BREVARD COUNTY, Fla. — Financial experts are predicting an avalanche of foreclosures in Puerto Rico this year as a result of the devastation caused by Hurricane Maria and a high poverty rate.
- $700 million transformation project is broken up into four phases
- 550 homes will be purchased in phase one
- Properties will be fitted with 140 mph hurricane windows and solar panels
A Brevard Real Estate company is launching a project next week that could help create affordable homes on the island.
"In 2008, the housing decline started affecting the economy in Puerto Rico and obviously we had Hurricane Maria," said Brenda Plocharczyk, co-founder of Arch Real Estate Holdings.
That led to many losing their homes on an island where 44 percent live in poverty.
Last January, Black Knight, an analytics firm, reported more than 82,000 homeowners fell behind on their mortgages.

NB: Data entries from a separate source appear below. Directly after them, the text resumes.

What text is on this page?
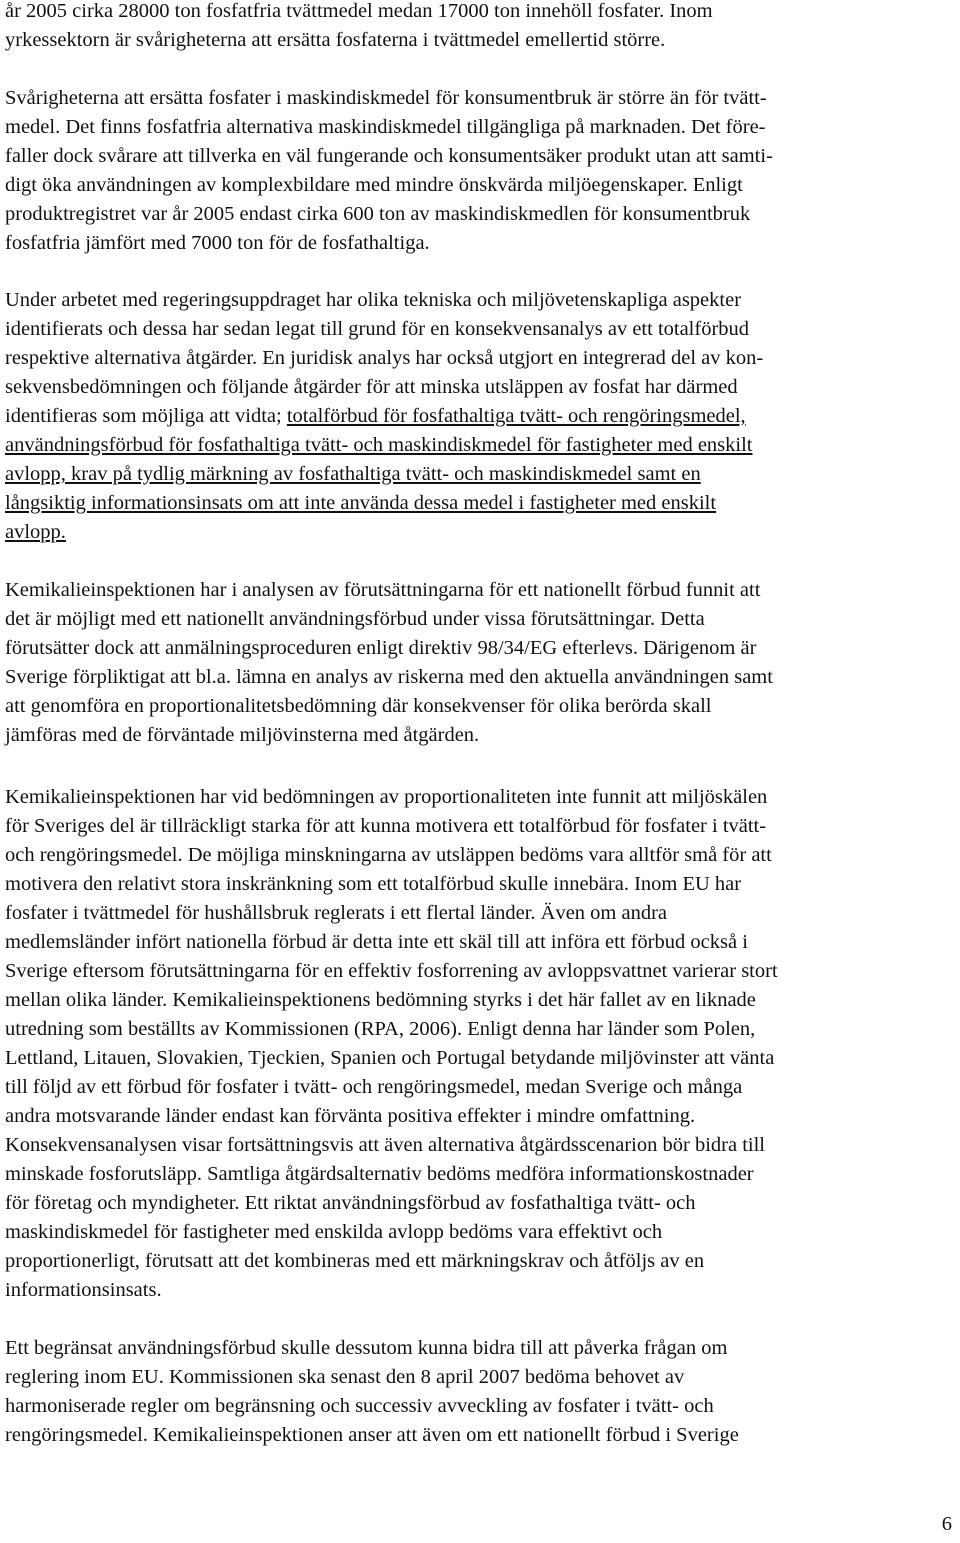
år 2005 cirka 28000 ton fosfatfria tvättmedel medan 17000 ton innehöll fosfater. Inom
yrkessektorn är svårigheterna att ersätta fosfaterna i tvättmedel emellertid större.
Svårigheterna att ersätta fosfater i maskindiskmedel för konsumentbruk är större än för tvätt-
medel. Det finns fosfatfria alternativa maskindiskmedel tillgängliga på marknaden. Det före-
faller dock svårare att tillverka en väl fungerande och konsumentsäker produkt utan att samti-
digt öka användningen av komplexbildare med mindre önskvärda miljöegenskaper. Enligt
produktregistret var år 2005 endast cirka 600 ton av maskindiskmedlen för konsumentbruk
fosfatfria jämfört med 7000 ton för de fosfathaltiga.
Under arbetet med regeringsuppdraget har olika tekniska och miljövetenskapliga aspekter
identifierats och dessa har sedan legat till grund för en konsekvensanalys av ett totalförbud
respektive alternativa åtgärder. En juridisk analys har också utgjort en integrerad del av kon-
sekvensbedömningen och följande åtgärder för att minska utsläppen av fosfat har därmed
identifieras som möjliga att vidta; totalförbud för fosfathaltiga tvätt- och rengöringsmedel,
användningsförbud för fosfathaltiga tvätt- och maskindiskmedel för fastigheter med enskilt
avlopp, krav på tydlig märkning av fosfathaltiga tvätt- och maskindiskmedel samt en
långsiktig informationsinsats om att inte använda dessa medel i fastigheter med enskilt
avlopp.
Kemikalieinspektionen har i analysen av förutsättningarna för ett nationellt förbud funnit att
det är möjligt med ett nationellt användningsförbud under vissa förutsättningar. Detta
förutsätter dock att anmälningsproceduren enligt direktiv 98/34/EG efterlevs. Därigenom är
Sverige förpliktigat att bl.a. lämna en analys av riskerna med den aktuella användningen samt
att genomföra en proportionalitetsbedömning där konsekvenser för olika berörda skall
jämföras med de förväntade miljövinsterna med åtgärden.
Kemikalieinspektionen har vid bedömningen av proportionaliteten inte funnit att miljöskälen
för Sveriges del är tillräckligt starka för att kunna motivera ett totalförbud för fosfater i tvätt-
och rengöringsmedel. De möjliga minskningarna av utsläppen bedöms vara alltför små för att
motivera den relativt stora inskränkning som ett totalförbud skulle innebära. Inom EU har
fosfater i tvättmedel för hushållsbruk reglerats i ett flertal länder. Även om andra
medlemsländer infört nationella förbud är detta inte ett skäl till att införa ett förbud också i
Sverige eftersom förutsättningarna för en effektiv fosforrening av avloppsvattnet varierar stort
mellan olika länder. Kemikalieinspektionens bedömning styrks i det här fallet av en liknade
utredning som beställts av Kommissionen (RPA, 2006). Enligt denna har länder som Polen,
Lettland, Litauen, Slovakien, Tjeckien, Spanien och Portugal betydande miljövinster att vänta
till följd av ett förbud för fosfater i tvätt- och rengöringsmedel, medan Sverige och många
andra motsvarande länder endast kan förvänta positiva effekter i mindre omfattning.
Konsekvensanalysen visar fortsättningsvis att även alternativa åtgärdsscenarion bör bidra till
minskade fosforutsläpp. Samtliga åtgärdsalternativ bedöms medföra informationskostnader
för företag och myndigheter. Ett riktat användningsförbud av fosfathaltiga tvätt- och
maskindiskmedel för fastigheter med enskilda avlopp bedöms vara effektivt och
proportionerligt, förutsatt att det kombineras med ett märkningskrav och åtföljs av en
informationsinsats.
Ett begränsat användningsförbud skulle dessutom kunna bidra till att påverka frågan om
reglering inom EU. Kommissionen ska senast den 8 april 2007 bedöma behovet av
harmoniserade regler om begränsning och successiv avveckling av fosfater i tvätt- och
rengöringsmedel. Kemikalieinspektionen anser att även om ett nationellt förbud i Sverige
6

"Pre-Maria and Post-Maria you can very much see the differences in the need for these properties," said Kim Fernandez, co-founder of Arch Real Estate Holdings. "It is a fact that we need to do something for the island."
Fernandez was born and raised in Puerto Rico. His business partners plan on getting those on the island in their own homes by renovating hundreds of foreclosed houses and renting them at affordable rates.
"The houses are sitting there vacant," said Plocharczyk.
The $700 million project is broken up in four phases.
The first phase is to purchase 550 homes with $85 million they plan on getting from investors.
"We’re outfitting all the properties with 140 mph hurricane windows. In addition to that we’re making sure in a structural perspective, the structure side of the properties fit the same building codes we have in Florida today,” explained Plocharczyk.
Another addition will be to add solar panels.
"That way they’re not reliant on the already fragile power grid that exists in Puerto Rico," she continued.
Despite the current bleak outlook, Fernandez believes the future of the island is bright. He has noticed more businesses, like his, reinvest in Puerto Rico.
"I see it going in the positive and in five, 10 years being even better than it was Pre-Maria," said Fernandez.
He will have the house keys waiting for anyone moving there.